Here are a few things that people have asked me to explain how they were done.
I decided to go w/ Are We Alone In The Universe b/c there is a lot of information on Wikipedia (the required data source) about planets discovered by the Kepler Spacecraft.
I wanted to start w/ a Splash Page to set the tone and (hopefully) grab the viewers attention. I used a couple of free pictures I found on the web for the iPad and the background sky. Since March is Women in History (and science) month, I was SURE to use an image w/ a female hand.
It was easy to copy/paste this data into a spreadsheet.... but I wanted additional data that could only be found by clicking on the Planet link. That's where Python came in handy. Python allowed me to quickly scrape data from 548 webpages in just a few minutes. Here's the code and what it does.
import requests from bs4 import BeautifulSoup import json
I set my stars = all of the 548 planets found on the above link (this was as simple as copying the data in my planet column and pasting it between the brackets [ ] and adding a single quote around the planet name.
Note: for a better explanation of how to use Python, check out Curtis Harris' blog. http://curtisharris.weebly.com/blog/iron-viz-significant-births-throughout-history The code ran surprisingly fast but ended up with a lot of data that I didn't need. I only wanted the Coordinates, Constellation, and Temperature. (see picture)

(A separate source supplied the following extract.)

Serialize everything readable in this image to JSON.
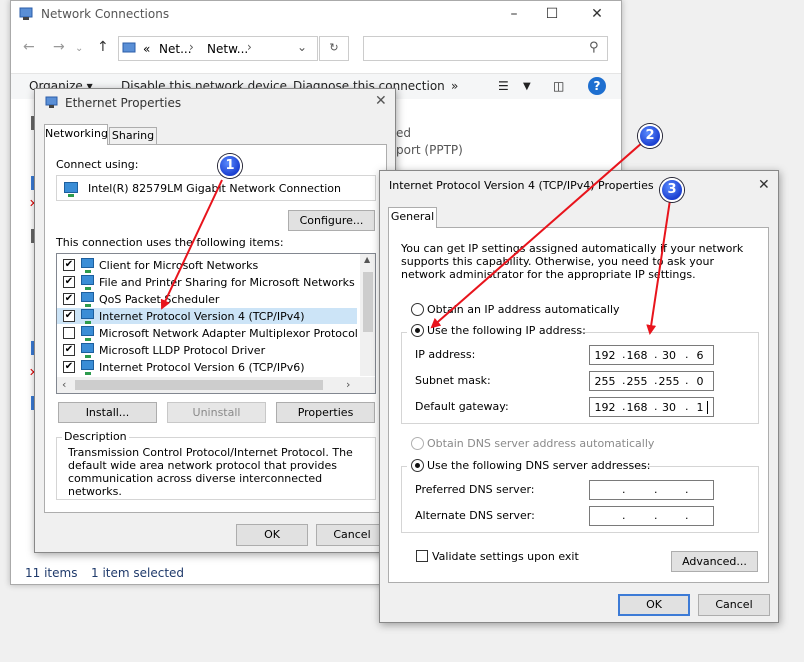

For me, it was easier to then just query the data clob for the key words 'Coordinates:', 'Constellation', and 'Temperature'. (Eventually I will improve my Python skills so I can scrape just that data that I need.) I then added a couple of columns to my result set (which was in Excel) and pasted in the results.
As you can see, not all of the links had results so I did a Left Outter join between my 2 data sets.
When I start I Viz I tend to throw in EVERYTHING; then start chip chip chipping away. 1. Does the information/workbook/graph relate directly to the subject? 2. Is the information/workbook/graph interesting and helpful? 3. Does the information/workbook/graph distract from the Viz?
Example: I had created a workbook called The Drake Equation (calculates the # of possible alien civilizations in the Universe.) I thought it was BRILLIANT!!! Users could play around w/ the variables (parameters) which affected the results... but when I asked some friends to check out the workbook, I found that most were confused. Each variable had to be explained and the results were pretty vague... so while Fun for the creator, it distracted from the Viz.
For the Star Constellation Chart, I wanted to add line coordinates that could be used later w/ tool tips. I found the image that I wanted to use on Wikipedia and then drew some lines intersecting the stars I wanted to identify. I then pasted the picture into excel and added #'s to the columns and rows to figure out my X and Y coordinates.
For the Size of Planets Grouped, I wanted the Reference Planet on the top of each column... this required the creation of some calculated fields.
Planet Size Grouping Order is a simple IF statement that put each planet into a numbered group based on size. I used this for my ordering (Earth Size first, then Super Earth Size, Etc.)
if [Radius (Rj)] <= .1115 then 1 elseif [Radius (Rj)] > .1115 and [Radius (Rj)] <= .1784 then 2 elseif [Radius (Rj)] > .1784 and [Radius (Rj)] <= .5352 then 3 elseif [Radius (Rj)] > .5352 and [Radius (Rj)] <= 1.338 then 4 elseif [Radius (Rj)] > 1.338 then 5 end
Planet Size Grouping is the same IF statement except I used Descriptions instead of Numbers. This gave me my labels at the bottom.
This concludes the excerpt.